By Arctic Monkeys
Here the Arctic Monkeys toss out an album track in lieu of any other obvious single choice and yet still impress. That may seem like a contradiction; their second album is a belter but lacks standouts beyond the first two singles. 'Favourite Worst Nightmare' has established them well beyond the fly-by-night chancers. Their rise has been accompanied by a mythology where non-believers hurl unsupported accusations of song writing assistance. The underlying theme of their argument - Arctic Monkeys are too good to be true.
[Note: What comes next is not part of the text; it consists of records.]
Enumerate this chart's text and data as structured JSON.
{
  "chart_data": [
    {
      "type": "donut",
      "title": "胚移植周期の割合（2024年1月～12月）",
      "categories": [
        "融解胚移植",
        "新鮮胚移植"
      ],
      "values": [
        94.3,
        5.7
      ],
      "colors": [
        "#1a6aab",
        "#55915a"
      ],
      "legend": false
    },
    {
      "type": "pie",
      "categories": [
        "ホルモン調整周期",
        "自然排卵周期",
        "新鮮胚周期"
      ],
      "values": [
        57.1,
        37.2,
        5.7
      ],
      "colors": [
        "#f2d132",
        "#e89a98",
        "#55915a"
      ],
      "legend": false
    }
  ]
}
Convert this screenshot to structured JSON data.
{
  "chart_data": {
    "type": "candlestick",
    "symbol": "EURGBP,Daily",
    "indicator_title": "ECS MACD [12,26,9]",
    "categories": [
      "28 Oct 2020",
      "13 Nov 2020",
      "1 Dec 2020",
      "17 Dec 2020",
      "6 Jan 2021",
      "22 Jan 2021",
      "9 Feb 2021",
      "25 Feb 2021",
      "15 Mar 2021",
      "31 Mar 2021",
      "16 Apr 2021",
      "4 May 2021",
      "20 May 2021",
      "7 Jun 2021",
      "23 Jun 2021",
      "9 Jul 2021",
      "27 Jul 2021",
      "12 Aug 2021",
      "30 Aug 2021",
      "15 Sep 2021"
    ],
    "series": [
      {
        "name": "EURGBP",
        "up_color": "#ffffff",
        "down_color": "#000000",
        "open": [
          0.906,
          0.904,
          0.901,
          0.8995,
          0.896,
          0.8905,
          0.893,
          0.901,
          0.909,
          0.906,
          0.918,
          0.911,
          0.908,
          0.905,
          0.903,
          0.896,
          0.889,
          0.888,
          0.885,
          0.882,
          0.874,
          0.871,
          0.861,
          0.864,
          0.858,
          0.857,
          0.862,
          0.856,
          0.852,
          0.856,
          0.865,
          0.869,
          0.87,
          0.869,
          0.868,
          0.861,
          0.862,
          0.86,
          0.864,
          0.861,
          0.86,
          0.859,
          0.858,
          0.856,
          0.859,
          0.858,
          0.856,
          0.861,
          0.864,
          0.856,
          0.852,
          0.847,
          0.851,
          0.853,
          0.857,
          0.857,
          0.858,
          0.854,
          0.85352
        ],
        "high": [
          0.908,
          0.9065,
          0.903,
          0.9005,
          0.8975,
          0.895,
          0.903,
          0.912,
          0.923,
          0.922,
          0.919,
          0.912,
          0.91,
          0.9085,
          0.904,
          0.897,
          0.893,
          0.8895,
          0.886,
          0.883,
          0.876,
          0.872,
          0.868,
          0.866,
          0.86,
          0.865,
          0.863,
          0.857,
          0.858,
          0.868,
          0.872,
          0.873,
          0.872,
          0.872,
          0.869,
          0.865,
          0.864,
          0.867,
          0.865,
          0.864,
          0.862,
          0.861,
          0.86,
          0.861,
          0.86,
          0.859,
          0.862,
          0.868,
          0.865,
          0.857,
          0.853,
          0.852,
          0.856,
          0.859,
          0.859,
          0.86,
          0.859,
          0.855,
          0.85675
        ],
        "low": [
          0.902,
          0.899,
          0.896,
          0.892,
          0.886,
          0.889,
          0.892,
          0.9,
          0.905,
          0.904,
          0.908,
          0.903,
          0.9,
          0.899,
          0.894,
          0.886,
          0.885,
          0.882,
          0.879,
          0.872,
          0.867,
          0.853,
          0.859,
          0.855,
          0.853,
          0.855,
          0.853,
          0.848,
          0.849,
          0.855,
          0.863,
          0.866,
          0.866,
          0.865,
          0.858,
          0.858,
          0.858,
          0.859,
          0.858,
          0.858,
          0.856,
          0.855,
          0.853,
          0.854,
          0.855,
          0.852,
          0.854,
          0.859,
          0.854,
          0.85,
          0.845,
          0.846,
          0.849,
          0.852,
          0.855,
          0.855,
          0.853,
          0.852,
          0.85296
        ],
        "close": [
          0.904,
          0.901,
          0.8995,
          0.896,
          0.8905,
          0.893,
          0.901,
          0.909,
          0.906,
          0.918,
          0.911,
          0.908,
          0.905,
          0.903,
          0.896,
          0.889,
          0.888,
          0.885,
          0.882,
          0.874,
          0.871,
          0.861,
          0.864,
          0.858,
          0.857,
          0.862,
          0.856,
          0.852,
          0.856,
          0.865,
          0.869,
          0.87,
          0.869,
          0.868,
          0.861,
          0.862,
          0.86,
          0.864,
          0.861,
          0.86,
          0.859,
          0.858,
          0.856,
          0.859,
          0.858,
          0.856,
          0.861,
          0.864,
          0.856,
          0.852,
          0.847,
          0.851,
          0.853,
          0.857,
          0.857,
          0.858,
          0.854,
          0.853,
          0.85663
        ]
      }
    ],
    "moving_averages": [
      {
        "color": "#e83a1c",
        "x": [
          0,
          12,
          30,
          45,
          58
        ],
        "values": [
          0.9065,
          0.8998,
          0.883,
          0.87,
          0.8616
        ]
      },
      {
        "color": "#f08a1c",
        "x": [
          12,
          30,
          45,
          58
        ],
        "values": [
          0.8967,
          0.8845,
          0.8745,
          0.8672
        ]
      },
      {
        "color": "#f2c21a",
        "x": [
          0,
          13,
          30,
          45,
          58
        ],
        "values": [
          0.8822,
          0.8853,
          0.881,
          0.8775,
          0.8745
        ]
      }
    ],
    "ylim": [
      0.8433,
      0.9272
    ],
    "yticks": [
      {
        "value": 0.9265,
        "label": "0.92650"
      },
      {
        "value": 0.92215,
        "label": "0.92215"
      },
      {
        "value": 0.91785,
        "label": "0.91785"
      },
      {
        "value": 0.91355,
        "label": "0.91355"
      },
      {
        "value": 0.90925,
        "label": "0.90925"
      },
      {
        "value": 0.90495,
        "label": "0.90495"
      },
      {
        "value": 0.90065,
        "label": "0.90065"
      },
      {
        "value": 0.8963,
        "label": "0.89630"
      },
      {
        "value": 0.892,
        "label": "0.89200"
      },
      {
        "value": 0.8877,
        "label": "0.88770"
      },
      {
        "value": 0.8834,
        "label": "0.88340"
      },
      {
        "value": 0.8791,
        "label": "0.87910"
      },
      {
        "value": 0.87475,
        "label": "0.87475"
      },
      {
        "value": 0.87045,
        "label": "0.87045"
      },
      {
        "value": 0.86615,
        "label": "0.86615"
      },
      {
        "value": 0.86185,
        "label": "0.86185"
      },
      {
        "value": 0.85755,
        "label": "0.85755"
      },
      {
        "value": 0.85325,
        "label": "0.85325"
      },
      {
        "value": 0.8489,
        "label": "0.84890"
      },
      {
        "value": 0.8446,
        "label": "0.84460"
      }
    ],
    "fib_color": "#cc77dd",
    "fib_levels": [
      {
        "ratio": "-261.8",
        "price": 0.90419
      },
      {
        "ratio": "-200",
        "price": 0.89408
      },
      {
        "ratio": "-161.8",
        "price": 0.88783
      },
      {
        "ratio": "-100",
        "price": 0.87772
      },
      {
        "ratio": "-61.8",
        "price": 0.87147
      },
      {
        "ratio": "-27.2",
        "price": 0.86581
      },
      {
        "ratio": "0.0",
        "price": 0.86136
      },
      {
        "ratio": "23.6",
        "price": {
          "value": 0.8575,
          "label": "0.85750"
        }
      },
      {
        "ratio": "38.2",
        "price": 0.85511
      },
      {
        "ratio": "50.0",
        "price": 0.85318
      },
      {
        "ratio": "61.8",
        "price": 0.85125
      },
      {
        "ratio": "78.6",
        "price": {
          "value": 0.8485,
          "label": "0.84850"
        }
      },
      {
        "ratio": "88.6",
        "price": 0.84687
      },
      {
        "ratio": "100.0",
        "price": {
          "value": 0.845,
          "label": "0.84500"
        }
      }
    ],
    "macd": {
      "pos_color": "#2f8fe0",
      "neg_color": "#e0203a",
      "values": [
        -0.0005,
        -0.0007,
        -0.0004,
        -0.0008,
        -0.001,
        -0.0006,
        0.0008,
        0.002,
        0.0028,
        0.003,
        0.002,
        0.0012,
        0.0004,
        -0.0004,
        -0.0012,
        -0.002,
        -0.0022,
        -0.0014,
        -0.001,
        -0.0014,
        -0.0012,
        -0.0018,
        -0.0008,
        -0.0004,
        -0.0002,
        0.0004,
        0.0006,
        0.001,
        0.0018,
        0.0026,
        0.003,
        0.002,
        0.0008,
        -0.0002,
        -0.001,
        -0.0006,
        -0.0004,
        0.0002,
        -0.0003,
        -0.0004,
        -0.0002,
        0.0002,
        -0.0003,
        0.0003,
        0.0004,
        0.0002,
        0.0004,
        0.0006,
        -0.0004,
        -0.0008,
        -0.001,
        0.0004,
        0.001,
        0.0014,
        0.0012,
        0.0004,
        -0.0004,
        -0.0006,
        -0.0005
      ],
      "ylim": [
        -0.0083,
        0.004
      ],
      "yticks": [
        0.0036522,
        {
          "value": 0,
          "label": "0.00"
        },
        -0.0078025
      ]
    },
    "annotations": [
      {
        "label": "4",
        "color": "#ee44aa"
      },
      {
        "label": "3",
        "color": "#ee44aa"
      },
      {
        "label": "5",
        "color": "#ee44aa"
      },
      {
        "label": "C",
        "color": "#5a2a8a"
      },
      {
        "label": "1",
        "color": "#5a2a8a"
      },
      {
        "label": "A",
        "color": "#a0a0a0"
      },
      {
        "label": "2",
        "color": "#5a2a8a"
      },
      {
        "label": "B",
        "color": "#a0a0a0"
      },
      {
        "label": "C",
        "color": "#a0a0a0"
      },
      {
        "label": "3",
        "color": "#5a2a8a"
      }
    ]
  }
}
Alex Turner's lyrics often exude an eagerness to establish visible distance between his own band and the scene, the scene he sees as full of vulgar ingratiation. On 'Teddy Picker' you can almost taste the sourness of his revulsion ["Who'd want to be men of the people / When there's people like you?"]. It's a stark rejoinder to the seductive dreams of excess sold by the industry and swallowed by the next big things, the unquestioned goal of fame and its lavish trappings. Turner targets the phoneys with a clipped scorn reminiscent of the album's first single 'Brainstorm', just in case you didn't quite get the message first time round sunshine.
There's a good deal of elegance in Turner's balanced composition as he retains a level of mystery whilst avoiding complete abstraction. In general I'm fairly in awe of his work on the second album - it seems to unravel itself further with every listen. On occasion though his barbs can be so sharp that they pull you right out of the song [the most dissociating lines being the overtly graphic, "Don't be surprised when you get bent over / He told you that you were gagging for it"]. As usual these are set to an astonishingly punishing drum rhythm and a few choice hooks.
Where do they go from here I wonder. Probably not rehab.